The Zombie Elf still doesn't know his fingers almost got sewn through. I knew a girl that happened to once. I got to know her after the "accident." I don't know if the accident turned her into a weirdo, or if she'd always been that way, but I refused to take a chance of that happening to my Zombie!
Anyway, my sewing business has been a blessing in my life. I was in business almost six years. I paid off my van, a good portion of my student loan from school. It even helped us when the rain prevented Cade from working. But with four kids, that part of my life needs to go on hold. I'll take this opportunity to focus on my family (number one) and my writing (number two). And as ironic as this is, it's exactly 100 days until my first book will come out. I didn't realize that until yesterday. Pretty cool if you ask me!
My Journal about Zeke is currently in the review process. Yahoo!!!
I've been working my butt off and so far, I've gotten two big name endorsements. Here they are:
EC Stilson has opened her heart and life to us through the "entries" in this book. She takes us step by step through the joys, challenges and heartbreaks of being a wife and mother. It is a powerful message of hope, not only to those who have lost a baby born with defects, but to everyone who has had their dreams shattered and had to find a way to put life together again.
author of “Life after Loss.”
EC Stilson’s, The Golden Sky is one of the most beautiful books I have read in a long time. Perhaps the word “beautiful” seems an odd choice given that the book journals the details of the death of her baby boy and it’s aftermath—but it’s not just a book about that terrible loss. It is a testament to courage, it is poignant and honest, it is funny and it is sad. Ultimately it is a story of transformation, growth and healing—of herself, her marriage, her family and her relationship with God. EC’s style of writing is conversational and captivating, and with each turn of the page this book will touch your heart.
Pamela D. Blair, Ph.D. Co-Author, of the best selling classic, "I Wasn’t Ready to Say Goodbye: Surviving, Coping and Healing After the Sudden Loss of a Loved One"
I asked Susan Kane from The Contemplative Cat, if she'd consider writing a review for my upcoming book.
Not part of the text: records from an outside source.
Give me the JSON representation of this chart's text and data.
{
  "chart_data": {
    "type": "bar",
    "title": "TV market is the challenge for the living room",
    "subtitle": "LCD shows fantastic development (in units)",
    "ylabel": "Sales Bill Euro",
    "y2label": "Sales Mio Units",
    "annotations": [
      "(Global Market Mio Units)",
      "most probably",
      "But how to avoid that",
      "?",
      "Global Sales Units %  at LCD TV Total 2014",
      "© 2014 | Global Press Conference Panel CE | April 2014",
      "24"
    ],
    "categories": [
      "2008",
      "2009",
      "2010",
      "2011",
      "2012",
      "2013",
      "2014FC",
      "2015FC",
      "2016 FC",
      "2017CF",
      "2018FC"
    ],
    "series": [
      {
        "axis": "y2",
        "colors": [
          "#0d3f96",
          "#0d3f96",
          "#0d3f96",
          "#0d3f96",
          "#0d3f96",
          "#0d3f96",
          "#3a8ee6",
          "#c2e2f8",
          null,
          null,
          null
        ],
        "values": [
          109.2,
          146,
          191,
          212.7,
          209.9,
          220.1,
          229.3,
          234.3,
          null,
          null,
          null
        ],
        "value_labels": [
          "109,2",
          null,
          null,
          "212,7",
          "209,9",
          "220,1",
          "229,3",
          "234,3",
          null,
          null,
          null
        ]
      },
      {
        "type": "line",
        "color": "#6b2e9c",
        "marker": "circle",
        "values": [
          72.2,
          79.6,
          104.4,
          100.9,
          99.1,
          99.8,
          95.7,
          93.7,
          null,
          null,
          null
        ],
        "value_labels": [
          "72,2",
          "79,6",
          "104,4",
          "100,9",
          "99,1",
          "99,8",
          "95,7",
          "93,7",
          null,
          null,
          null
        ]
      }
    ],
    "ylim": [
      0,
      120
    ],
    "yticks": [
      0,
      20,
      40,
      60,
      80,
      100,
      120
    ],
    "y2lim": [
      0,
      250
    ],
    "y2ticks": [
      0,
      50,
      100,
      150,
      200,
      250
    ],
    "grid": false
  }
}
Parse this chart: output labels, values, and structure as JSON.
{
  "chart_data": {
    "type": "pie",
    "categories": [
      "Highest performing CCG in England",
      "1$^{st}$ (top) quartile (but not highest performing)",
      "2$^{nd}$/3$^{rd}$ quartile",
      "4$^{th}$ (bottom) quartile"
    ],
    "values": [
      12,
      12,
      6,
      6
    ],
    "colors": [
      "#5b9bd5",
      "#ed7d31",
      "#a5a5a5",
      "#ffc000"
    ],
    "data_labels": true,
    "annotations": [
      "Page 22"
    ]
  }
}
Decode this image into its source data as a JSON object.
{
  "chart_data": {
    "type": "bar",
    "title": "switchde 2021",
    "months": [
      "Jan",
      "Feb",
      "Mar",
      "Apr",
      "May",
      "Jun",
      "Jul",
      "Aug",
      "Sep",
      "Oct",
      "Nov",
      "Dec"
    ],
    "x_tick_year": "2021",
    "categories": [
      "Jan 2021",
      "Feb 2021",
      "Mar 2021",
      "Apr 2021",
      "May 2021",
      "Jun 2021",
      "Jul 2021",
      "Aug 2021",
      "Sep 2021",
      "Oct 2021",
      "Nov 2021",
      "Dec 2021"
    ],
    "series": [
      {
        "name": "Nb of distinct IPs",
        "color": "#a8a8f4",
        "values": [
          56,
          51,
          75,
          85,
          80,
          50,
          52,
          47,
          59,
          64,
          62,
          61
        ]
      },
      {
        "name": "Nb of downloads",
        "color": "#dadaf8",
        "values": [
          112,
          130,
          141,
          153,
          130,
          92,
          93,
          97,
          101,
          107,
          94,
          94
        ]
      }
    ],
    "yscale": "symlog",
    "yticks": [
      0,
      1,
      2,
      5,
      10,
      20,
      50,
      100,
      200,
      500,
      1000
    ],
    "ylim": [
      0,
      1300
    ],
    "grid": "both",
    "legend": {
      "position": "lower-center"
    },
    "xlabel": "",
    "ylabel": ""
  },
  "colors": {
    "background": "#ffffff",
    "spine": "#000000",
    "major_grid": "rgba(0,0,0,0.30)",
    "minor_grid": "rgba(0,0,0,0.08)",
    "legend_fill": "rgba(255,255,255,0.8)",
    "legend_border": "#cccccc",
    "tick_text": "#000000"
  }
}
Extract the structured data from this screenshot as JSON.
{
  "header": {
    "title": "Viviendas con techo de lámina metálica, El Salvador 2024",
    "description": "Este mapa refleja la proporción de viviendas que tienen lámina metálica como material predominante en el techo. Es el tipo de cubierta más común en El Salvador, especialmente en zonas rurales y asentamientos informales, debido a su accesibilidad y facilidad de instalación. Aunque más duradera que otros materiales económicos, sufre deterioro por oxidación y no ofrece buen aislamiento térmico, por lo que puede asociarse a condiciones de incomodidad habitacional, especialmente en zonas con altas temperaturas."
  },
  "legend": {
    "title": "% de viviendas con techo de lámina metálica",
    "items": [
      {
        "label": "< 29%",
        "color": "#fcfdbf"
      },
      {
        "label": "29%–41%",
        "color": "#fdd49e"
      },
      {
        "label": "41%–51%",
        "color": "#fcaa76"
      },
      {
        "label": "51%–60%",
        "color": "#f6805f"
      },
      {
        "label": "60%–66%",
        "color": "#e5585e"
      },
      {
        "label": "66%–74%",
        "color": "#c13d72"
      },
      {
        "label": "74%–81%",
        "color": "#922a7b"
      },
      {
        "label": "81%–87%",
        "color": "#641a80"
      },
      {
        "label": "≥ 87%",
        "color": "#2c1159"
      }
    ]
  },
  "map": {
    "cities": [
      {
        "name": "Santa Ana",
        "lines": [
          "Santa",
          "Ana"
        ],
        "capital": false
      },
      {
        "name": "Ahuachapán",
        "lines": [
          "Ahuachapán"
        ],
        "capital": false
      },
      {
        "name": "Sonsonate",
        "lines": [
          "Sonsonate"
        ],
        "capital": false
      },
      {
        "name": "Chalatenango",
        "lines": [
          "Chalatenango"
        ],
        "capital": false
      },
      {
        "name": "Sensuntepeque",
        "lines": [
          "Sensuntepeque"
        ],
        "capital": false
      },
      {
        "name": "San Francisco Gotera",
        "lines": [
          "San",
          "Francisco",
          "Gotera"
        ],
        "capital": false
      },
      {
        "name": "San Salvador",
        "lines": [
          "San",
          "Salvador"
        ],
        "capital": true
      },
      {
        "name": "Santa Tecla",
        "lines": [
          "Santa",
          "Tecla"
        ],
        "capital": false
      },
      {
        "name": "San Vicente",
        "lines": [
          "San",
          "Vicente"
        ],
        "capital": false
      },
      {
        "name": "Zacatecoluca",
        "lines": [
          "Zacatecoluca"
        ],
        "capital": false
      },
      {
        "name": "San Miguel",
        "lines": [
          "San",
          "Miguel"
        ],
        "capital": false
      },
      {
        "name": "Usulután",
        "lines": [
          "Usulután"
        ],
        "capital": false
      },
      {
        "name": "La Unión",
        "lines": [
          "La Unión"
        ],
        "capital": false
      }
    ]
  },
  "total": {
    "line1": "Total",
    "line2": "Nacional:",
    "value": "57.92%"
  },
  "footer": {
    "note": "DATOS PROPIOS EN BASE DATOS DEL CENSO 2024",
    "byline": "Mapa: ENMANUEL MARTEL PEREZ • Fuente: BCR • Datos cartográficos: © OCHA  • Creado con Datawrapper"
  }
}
Please check her out if you have a chance. She's AMAZING!
Here's her review:
We all know there are hard times and good times in our sojourn here on earth. We think that losing the car keys, or breaking an arm is part of the hard times. But we are wrong. The events that fill up the “hard times” category are much harsher and demanding than can be imagined.
Recently I was invited to review The Golden Sky by EC Stilson, who has become a fellow writer friend. In this memoir of the precious, short life of her son Zeke, Elisa shares an unblinking look at herself, her husband Cade, decisions and struggles they both faced, and the on-going grief and rejoicing for their son Zeke. It is at times a joyous read where I experienced a loving extended family that surrounded and carried each other through the birth and death of a child of God. It is a heart-rending read where I saw the tearing-apart that grief can do to a marriage. Yet, it is also a triumphant read where I saw faith and love, a fierce mother fighting for her children and her marriage.
Elisa is a fighter, as she says that her struggle is “…a game of bloody knuckles…” She realizes that God is the one rock in her life when she writes “…even in the hardest times, we step back for a second, (and) we realize God is with us the whole time…” Elisa realizes that she may have appeared to be so strong to others, but she knew that “…inside I’m dead, like smelly corpse or something…”
This is an honest book, an unwavering journal of a young woman’s struggle to be the best mother and wife possible when the ground underneath her is shifting every minute.